The recession and high unemployment will continue to take a toll in terms of declining membership, as most of the leading health care plans are projecting year-end and 2010 membership declines. According to MFA, Aetna has projected a “300,000 to 350,000 net decrease in total national account membership during first quarter 2010.” UnitedHealth also has projected its “commercial membership decline to slow meaningfully” for 2010 as compared to 2009, which means that UnitedHealth’s 2010 membership is expected to decrease, just at a slower rate than in 2009.

For more information, visit http://www.markfarrah.com/healthcarebs.asp.

Americans divided about health reform proposals overall

A new Kaiser Family Foundation poll found that Americans are divided over congressional health reform proposals, but also that large percentages of people, including skeptics, become more supportive after being told about many of the major provisions in the bills.

The January Kaiser Health Tracking Poll, conducted before the Massachusetts Senate vote, found that opinion was divided when it comes to the hotly debated legislation, with 42% supporting the proposals in Congress, 41% opposing them and 16% withholding judgment. However, majorities reported feeling more favorable toward the proposed legislation after learning about many of the key elements, with the notable exceptions of the individual mandate and the overall price tag.

For example, after hearing that tax credits would be available to small businesses that want to offer coverage to their employees, 73% said that it made them more supportive of the legislation. Sixty-seven percent said they were more supportive when they heard that the legislation included health insurance exchanges, and 63% felt that way after being told that people could no longer be denied coverage because of preexisting conditions. Sixty percent were more supportive after hearing that the legislation would help close the Medicare “doughnut hole” so that seniors would no longer face a period of having to pay the full cost of their medicines.

n some cases, elements of the legislation were popular enough to prompt a majority of skeptics to soften their opposition, including the tax credits for small businesses (62% of current opponents said it made them more supportive), the fact that most people’s existing insurance arrangements would not change (59%), and the stipulation that no federal money would go to abortion (55%).

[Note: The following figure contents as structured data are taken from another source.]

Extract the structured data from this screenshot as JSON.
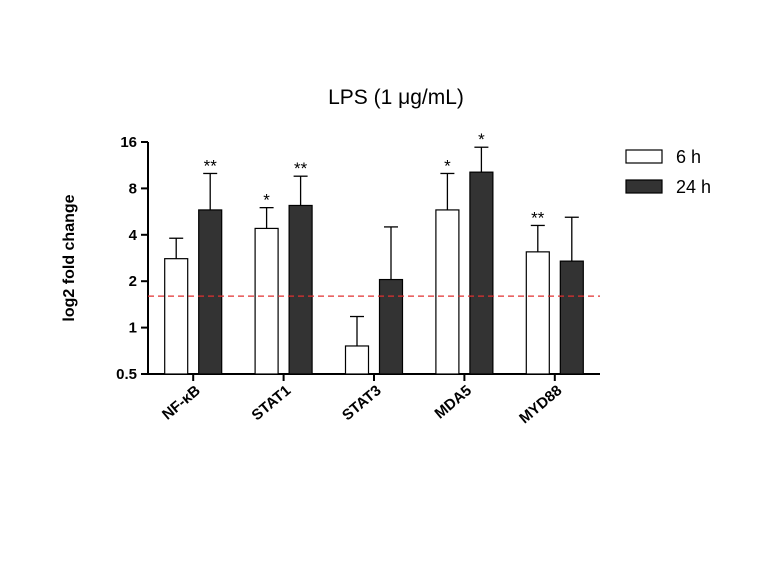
{
  "chart_data": {
    "type": "bar",
    "title": "LPS (1 μg/mL)",
    "xlabel": "",
    "ylabel": "log2 fold change",
    "y_scale": "log2",
    "ylim": [
      0.5,
      16
    ],
    "yticks": [
      0.5,
      1,
      2,
      4,
      8,
      16
    ],
    "ytick_labels": [
      "0.5",
      "1",
      "2",
      "4",
      "8",
      "16"
    ],
    "categories": [
      "NF-κB",
      "STAT1",
      "STAT3",
      "MDA5",
      "MYD88"
    ],
    "series": [
      {
        "name": "6 h",
        "color": "#ffffff",
        "values": [
          2.8,
          4.4,
          0.76,
          5.8,
          3.1
        ],
        "error_upper": [
          3.8,
          6.0,
          1.18,
          10.0,
          4.6
        ],
        "significance": [
          "",
          "*",
          "",
          "*",
          "**"
        ]
      },
      {
        "name": "24 h",
        "color": "#333333",
        "values": [
          5.8,
          6.2,
          2.05,
          10.2,
          2.7
        ],
        "error_upper": [
          10.0,
          9.6,
          4.5,
          14.8,
          5.2
        ],
        "significance": [
          "**",
          "**",
          "",
          "*",
          ""
        ]
      }
    ],
    "threshold_line": {
      "value": 1.6,
      "style": "dashed",
      "color": "#e03030"
    },
    "legend_position": "top-right",
    "grid": false
  }
}
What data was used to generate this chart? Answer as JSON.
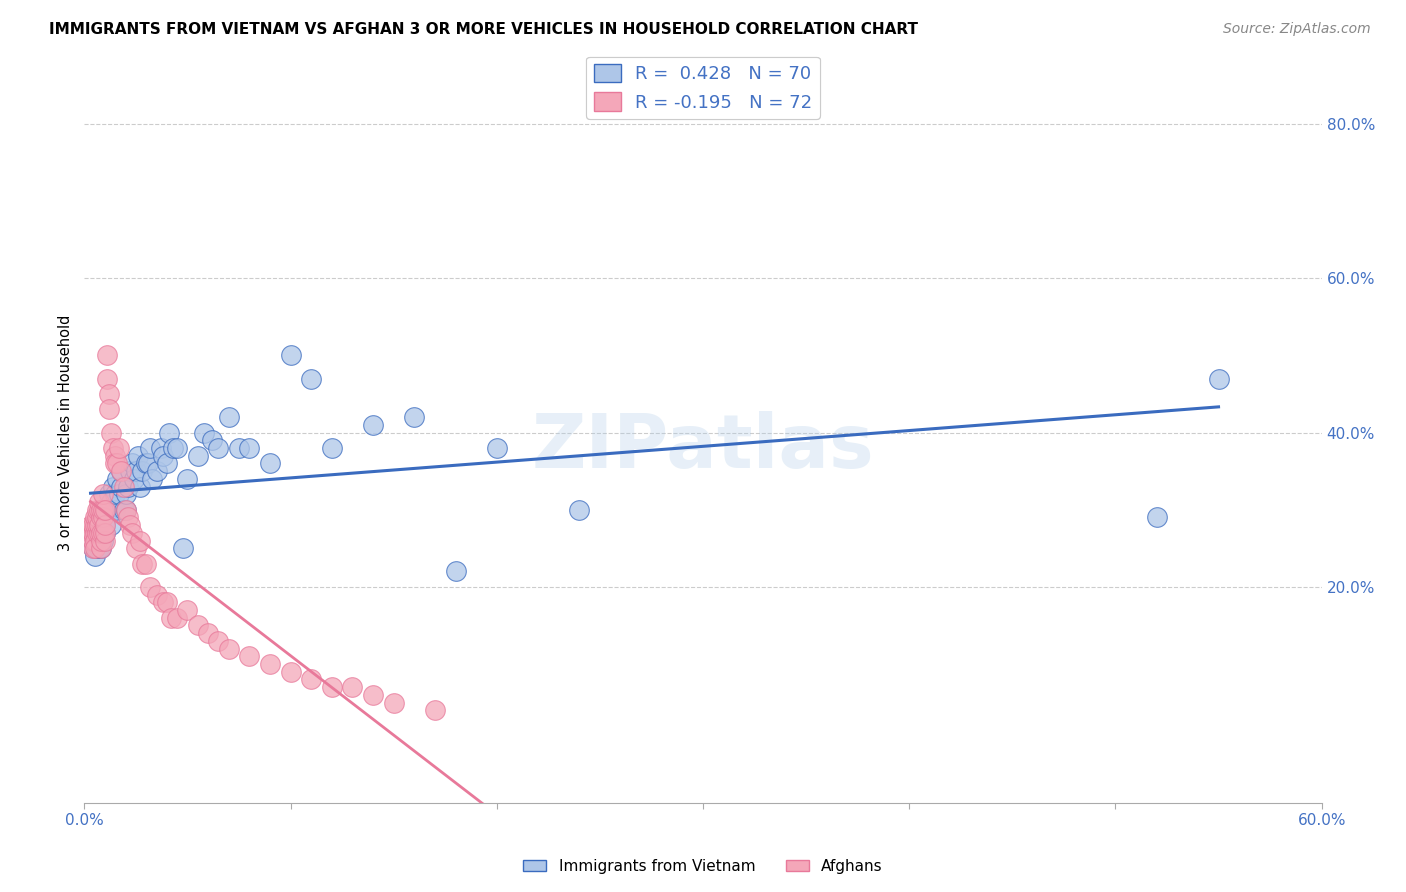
{
  "title": "IMMIGRANTS FROM VIETNAM VS AFGHAN 3 OR MORE VEHICLES IN HOUSEHOLD CORRELATION CHART",
  "source": "Source: ZipAtlas.com",
  "ylabel": "3 or more Vehicles in Household",
  "xlim": [
    0.0,
    0.6
  ],
  "ylim": [
    -0.08,
    0.88
  ],
  "yticks_right": [
    0.2,
    0.4,
    0.6,
    0.8
  ],
  "ytick_right_labels": [
    "20.0%",
    "40.0%",
    "60.0%",
    "80.0%"
  ],
  "xtick_vals": [
    0.0,
    0.1,
    0.2,
    0.3,
    0.4,
    0.5,
    0.6
  ],
  "xtick_labels": [
    "0.0%",
    "",
    "",
    "",
    "",
    "",
    "60.0%"
  ],
  "vietnam_R": 0.428,
  "vietnam_N": 70,
  "afghan_R": -0.195,
  "afghan_N": 72,
  "vietnam_color": "#aec6e8",
  "afghan_color": "#f4a7b9",
  "vietnam_line_color": "#3a6bbf",
  "afghan_line_color": "#e8799a",
  "legend_label_vietnam": "Immigrants from Vietnam",
  "legend_label_afghan": "Afghans",
  "background_color": "#ffffff",
  "watermark": "ZIPatlas",
  "vietnam_x": [
    0.003,
    0.004,
    0.005,
    0.005,
    0.006,
    0.006,
    0.007,
    0.007,
    0.008,
    0.008,
    0.008,
    0.009,
    0.009,
    0.009,
    0.01,
    0.01,
    0.01,
    0.012,
    0.012,
    0.013,
    0.013,
    0.014,
    0.015,
    0.015,
    0.016,
    0.017,
    0.018,
    0.018,
    0.019,
    0.02,
    0.02,
    0.021,
    0.022,
    0.023,
    0.024,
    0.025,
    0.026,
    0.027,
    0.028,
    0.03,
    0.031,
    0.032,
    0.033,
    0.035,
    0.037,
    0.038,
    0.04,
    0.041,
    0.043,
    0.045,
    0.048,
    0.05,
    0.055,
    0.058,
    0.062,
    0.065,
    0.07,
    0.075,
    0.08,
    0.09,
    0.1,
    0.11,
    0.12,
    0.14,
    0.16,
    0.18,
    0.2,
    0.24,
    0.52,
    0.55
  ],
  "vietnam_y": [
    0.27,
    0.25,
    0.26,
    0.24,
    0.25,
    0.27,
    0.26,
    0.25,
    0.26,
    0.27,
    0.25,
    0.28,
    0.26,
    0.27,
    0.28,
    0.3,
    0.27,
    0.3,
    0.32,
    0.28,
    0.31,
    0.33,
    0.3,
    0.32,
    0.34,
    0.32,
    0.33,
    0.35,
    0.3,
    0.3,
    0.32,
    0.33,
    0.35,
    0.36,
    0.34,
    0.35,
    0.37,
    0.33,
    0.35,
    0.36,
    0.36,
    0.38,
    0.34,
    0.35,
    0.38,
    0.37,
    0.36,
    0.4,
    0.38,
    0.38,
    0.25,
    0.34,
    0.37,
    0.4,
    0.39,
    0.38,
    0.42,
    0.38,
    0.38,
    0.36,
    0.5,
    0.47,
    0.38,
    0.41,
    0.42,
    0.22,
    0.38,
    0.3,
    0.29,
    0.47
  ],
  "afghan_x": [
    0.003,
    0.003,
    0.004,
    0.004,
    0.004,
    0.004,
    0.005,
    0.005,
    0.005,
    0.005,
    0.005,
    0.006,
    0.006,
    0.006,
    0.006,
    0.007,
    0.007,
    0.007,
    0.007,
    0.008,
    0.008,
    0.008,
    0.008,
    0.008,
    0.009,
    0.009,
    0.009,
    0.009,
    0.01,
    0.01,
    0.01,
    0.01,
    0.011,
    0.011,
    0.012,
    0.012,
    0.013,
    0.014,
    0.015,
    0.015,
    0.016,
    0.017,
    0.018,
    0.019,
    0.02,
    0.021,
    0.022,
    0.023,
    0.025,
    0.027,
    0.028,
    0.03,
    0.032,
    0.035,
    0.038,
    0.04,
    0.042,
    0.045,
    0.05,
    0.055,
    0.06,
    0.065,
    0.07,
    0.08,
    0.09,
    0.1,
    0.11,
    0.12,
    0.13,
    0.14,
    0.15,
    0.17
  ],
  "afghan_y": [
    0.27,
    0.28,
    0.25,
    0.26,
    0.27,
    0.28,
    0.27,
    0.26,
    0.25,
    0.28,
    0.29,
    0.27,
    0.28,
    0.29,
    0.3,
    0.27,
    0.28,
    0.3,
    0.31,
    0.25,
    0.26,
    0.27,
    0.29,
    0.3,
    0.27,
    0.29,
    0.3,
    0.32,
    0.26,
    0.27,
    0.28,
    0.3,
    0.5,
    0.47,
    0.45,
    0.43,
    0.4,
    0.38,
    0.37,
    0.36,
    0.36,
    0.38,
    0.35,
    0.33,
    0.3,
    0.29,
    0.28,
    0.27,
    0.25,
    0.26,
    0.23,
    0.23,
    0.2,
    0.19,
    0.18,
    0.18,
    0.16,
    0.16,
    0.17,
    0.15,
    0.14,
    0.13,
    0.12,
    0.11,
    0.1,
    0.09,
    0.08,
    0.07,
    0.07,
    0.06,
    0.05,
    0.04
  ]
}
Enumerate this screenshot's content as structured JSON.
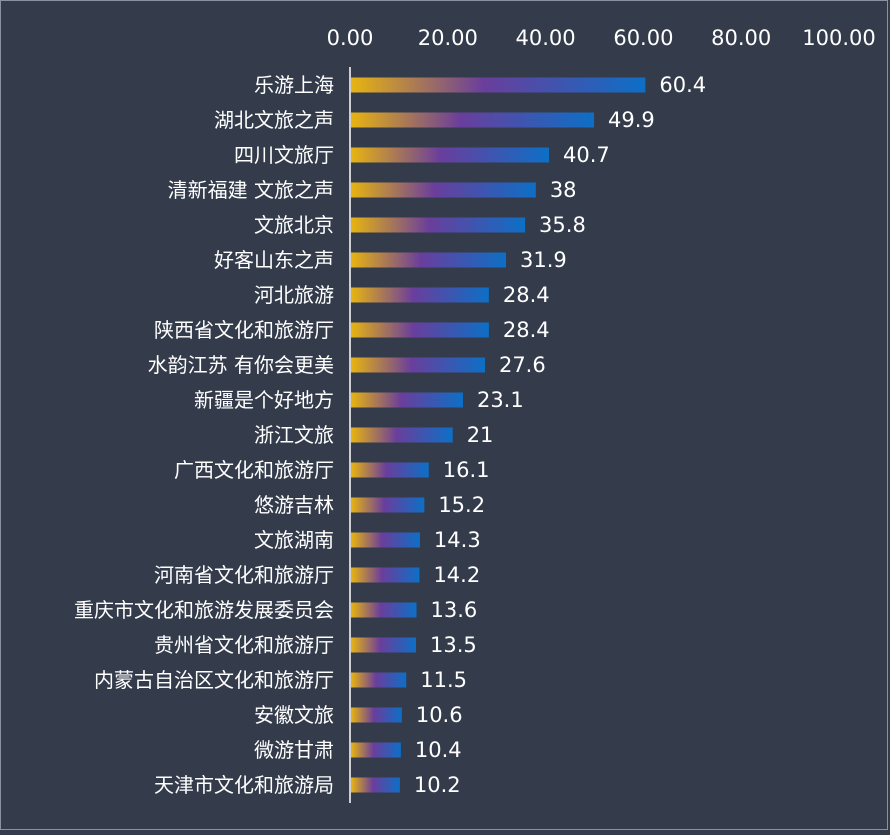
{
  "chart_data": {
    "type": "bar",
    "orientation": "horizontal",
    "title": "",
    "xlabel": "",
    "ylabel": "",
    "xlim": [
      0,
      100
    ],
    "x_axis_position": "top",
    "x_ticks": [
      "0.00",
      "20.00",
      "40.00",
      "60.00",
      "80.00",
      "100.00"
    ],
    "grid": false,
    "legend": "none",
    "bar_gradient": [
      "#e8b410",
      "#6a3e9c",
      "#0d6fc6"
    ],
    "categories": [
      "乐游上海",
      "湖北文旅之声",
      "四川文旅厅",
      "清新福建 文旅之声",
      "文旅北京",
      "好客山东之声",
      "河北旅游",
      "陕西省文化和旅游厅",
      "水韵江苏 有你会更美",
      "新疆是个好地方",
      "浙江文旅",
      "广西文化和旅游厅",
      "悠游吉林",
      "文旅湖南",
      "河南省文化和旅游厅",
      "重庆市文化和旅游发展委员会",
      "贵州省文化和旅游厅",
      "内蒙古自治区文化和旅游厅",
      "安徽文旅",
      "微游甘肃",
      "天津市文化和旅游局"
    ],
    "values": [
      60.4,
      49.9,
      40.7,
      38,
      35.8,
      31.9,
      28.4,
      28.4,
      27.6,
      23.1,
      21,
      16.1,
      15.2,
      14.3,
      14.2,
      13.6,
      13.5,
      11.5,
      10.6,
      10.4,
      10.2
    ],
    "value_labels": [
      "60.4",
      "49.9",
      "40.7",
      "38",
      "35.8",
      "31.9",
      "28.4",
      "28.4",
      "27.6",
      "23.1",
      "21",
      "16.1",
      "15.2",
      "14.3",
      "14.2",
      "13.6",
      "13.5",
      "11.5",
      "10.6",
      "10.4",
      "10.2"
    ]
  }
}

Confusion remains. The poll found that even after a year of substantial media coverage of the health reform debate, many Americans remain unfamiliar with key elements of the major bills passed by the House and Senate. About half are aware that tax credits would be available to small businesses, one of the most popular provisions. In addition, 44% recognize that the legislation would help close the Medicare “doughnut hole.”

Among the least known elements of the bills, those with the biggest potential to change minds include the fact that the Congressional Budget Office has said health reform would reduce the deficit (only 15% expect the legislation to reduce the deficit, but 56% said hearing that makes them more supportive), and that the legislation would stop insurers from charging women more than men (37% are aware that the legislation would do this, but 50% said this provision makes them more supportive).

Donut hole. The survey also found that America’s seniors lean against the proposed legislation, with 48% opposed, 37% in favor and, 15% offering no opinion. However, the survey found that, somewhat surprisingly, seniors were less likely than younger Americans to be aware that the legislation includes provisions to close the “doughnut hole.” Thirty-seven percent of seniors were aware of such provisions, compared to 53% of those younger than age 40. Six in ten seniors said that if the legislation did work to close the doughnut hole, they would feel more supportive of it, a level of support identical to that found among younger Americans.